Hon. Members have spoken about the apparent paradox when we have the long-term reduction in the number of road traffic accidents, the increasing safety of more of the cars on the road and the long-term reduction in the number of deaths and serious injuries as a result of road traffic accidents, and yet the number of personal injury claims for whiplash and other minor injuries having increased significantly—it has gone up by 30% in 12 years. That enormous statistical increase cannot be dismissed as coincidental.
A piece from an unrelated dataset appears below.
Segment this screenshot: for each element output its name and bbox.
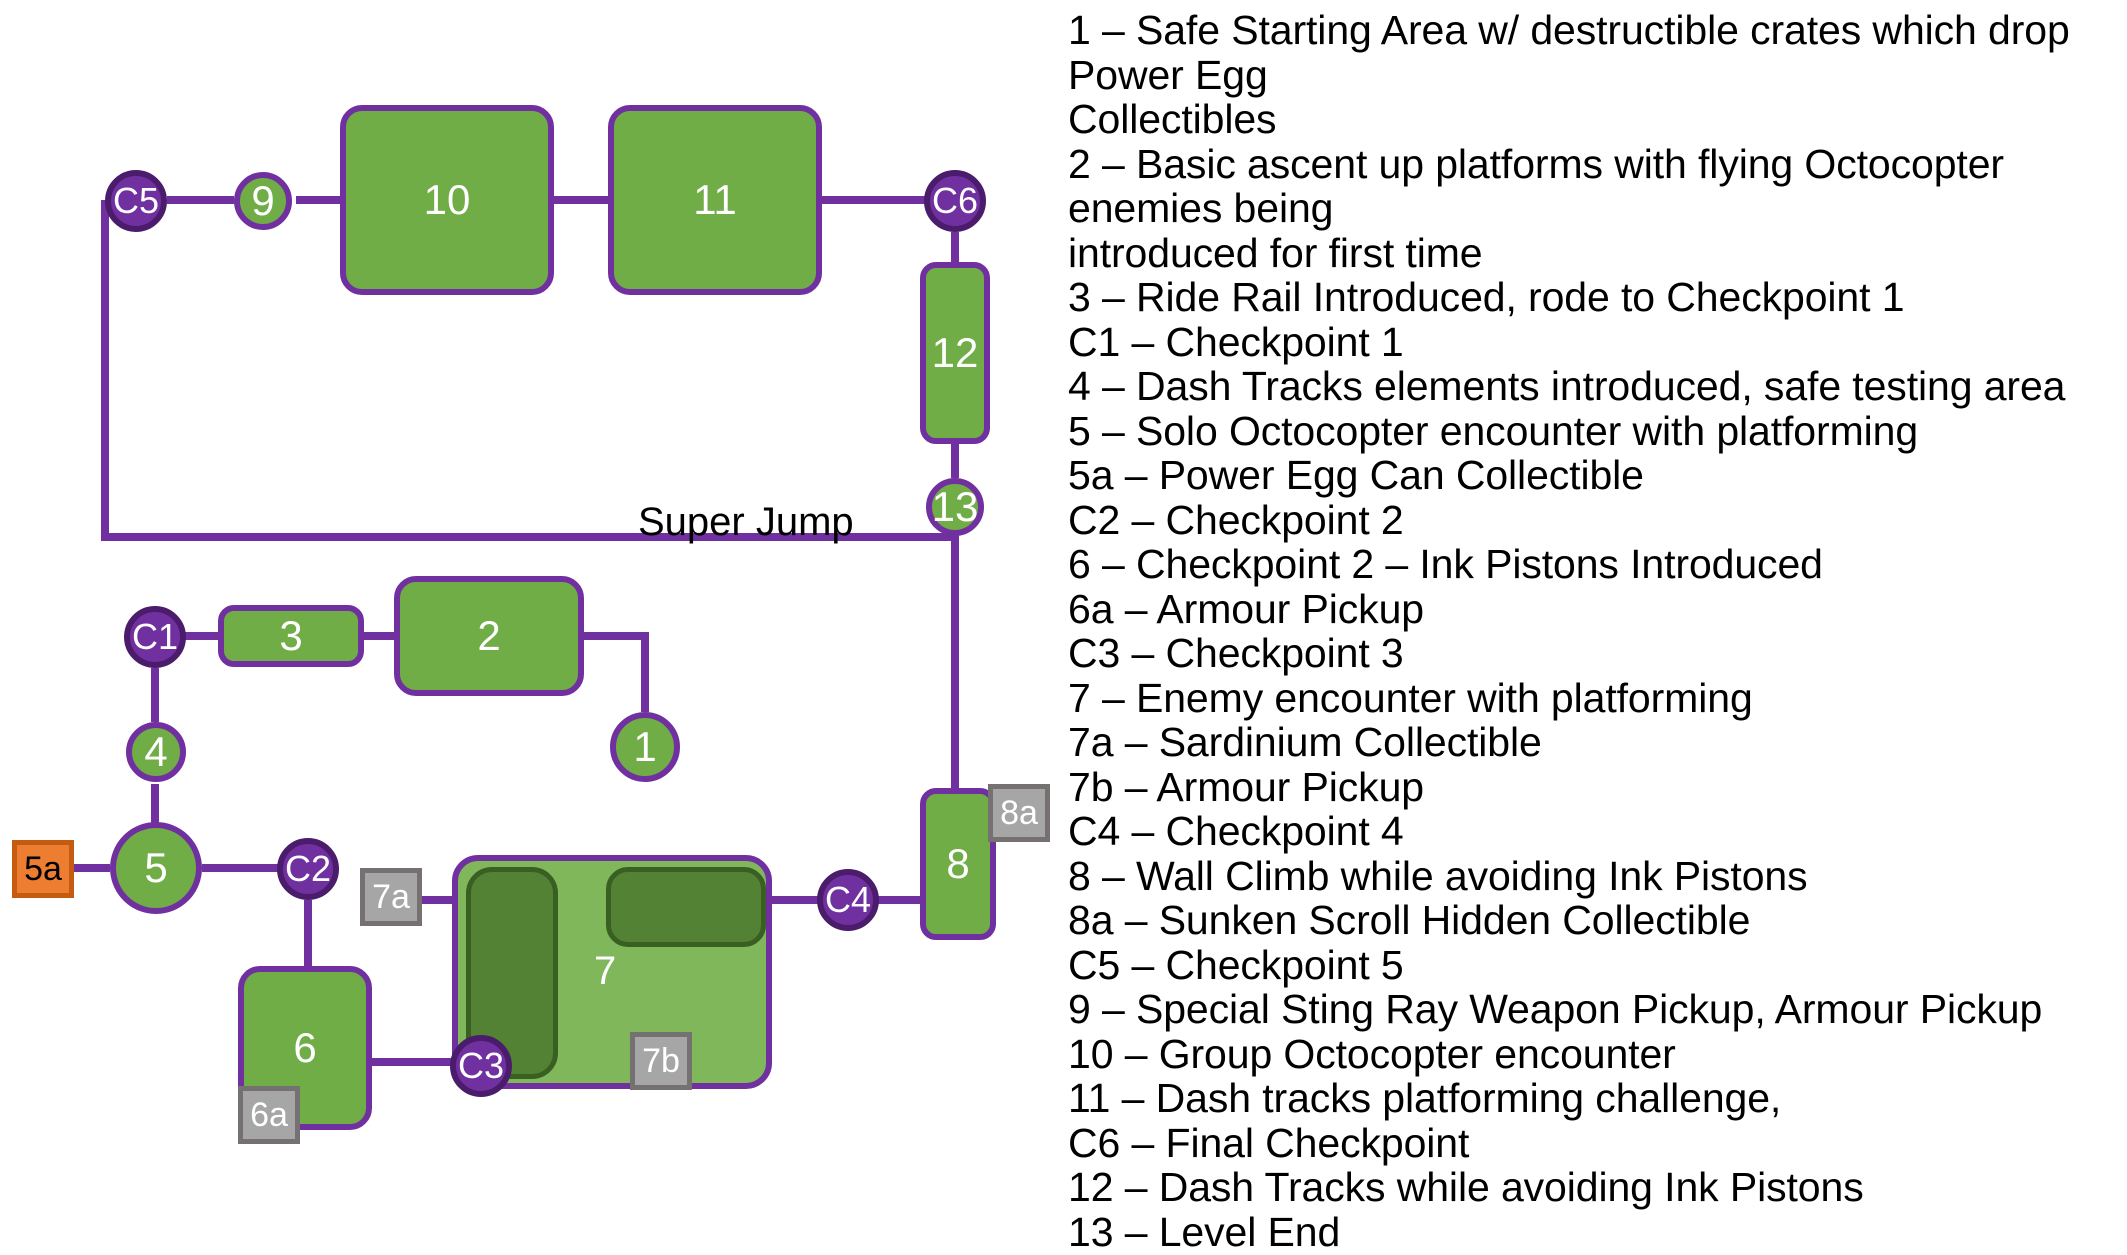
node-beat-9[interactable]: 9: [234, 172, 292, 230]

It has been suggested that the idea of a compensation culture is more about perception than reality, but how many of us have not had regular phone calls inviting us to claim for an accident that we have not had, encouraging us with the idea that a fortune was surely around the corner if only we referred the case to the firm that was ringing us up. I have no problem with solicitors—some of my best friends are solicitors, as they say. Indeed, many years ago my wife worked with one of the country’s leading personal injury solicitors’ firms, mostly doing administration on road traffic accident claims. But we need to look at the state we are now in. All the empirical evidence suggests that the initial intentions behind addressing no-win, no-fee claims for personal injuries have generated a spiralling increase in claims that are not the result of pecuniary loss—they are about not loss of earnings or quantifiable losses, but a figure being placed on pain, suffering and loss of amenity.
Previous studies have suggested that, contrary to what others have been saying, the amounts awarded by courts in England and Wales are significantly higher than those awarded in most other European jurisdictions for personal injury claims. When there is a serious injury, especially if the effects are permanent or long-lasting, or even if it results in disability, clearly no one disputes that it is right that there is compensation, especially for the loss of opportunity and amenity caused by that injury. However, shorter-term soft-tissue injuries do not really fall within that category. That is why it is proportionate for the Bill to introduce a tariff that sets out the amounts payable for certain categories of minor, non-permanent injuries.
The Minister, as ever, speaks straight to the point that bringing this system in line with the criminal injuries compensation scheme is actually making parallel systems more consistent, and it is entirely logical that they should operate on similar tariff-based systems. One of the flaws in the current system is that, as the Judicial College is setting its guidelines, the awards it uses for deciding the amounts in the guidelines are not the overall amounts that are payable in the event of a road traffic accident leading to personal injury, but are based on the awards made by the court in the relatively small proportion of claims that proceed to trial and are then adjudicated by a judge. The system does not consider the very large number of claims that are settled at an earlier date when the figure would tend to be lower.
Clearly, cases that proceed to full trial are more likely to be the more complex ones. This has the effect of institutionalising an inflationary element within the guidelines as they are reviewed, because the review is only ever based on those types of claim that actually end up being the higher awards anyway. It can only ever lead to an increasing amount. The impact of that falls clearly on our constituents. We rightly insist on mandatory motor insurance. As hon. Members have said, motor insurance premiums increase rapidly. One reason why they increase rapidly is that there has recently been a large increase in the average amounts paid out for personal injury claims. If we fail to take this sensible action, those amounts can only increase, and we can expect premiums to continue to increase at around 10% annually, quickly putting them out of reach.
I am delighted that my hon. Friend is making this point. What is his view on whether the Lord Chancellor should be setting the tariff? Does that not bolster what my hon. Friend suggests—that there is a role for the Government in trying to keep insurance premium costs low?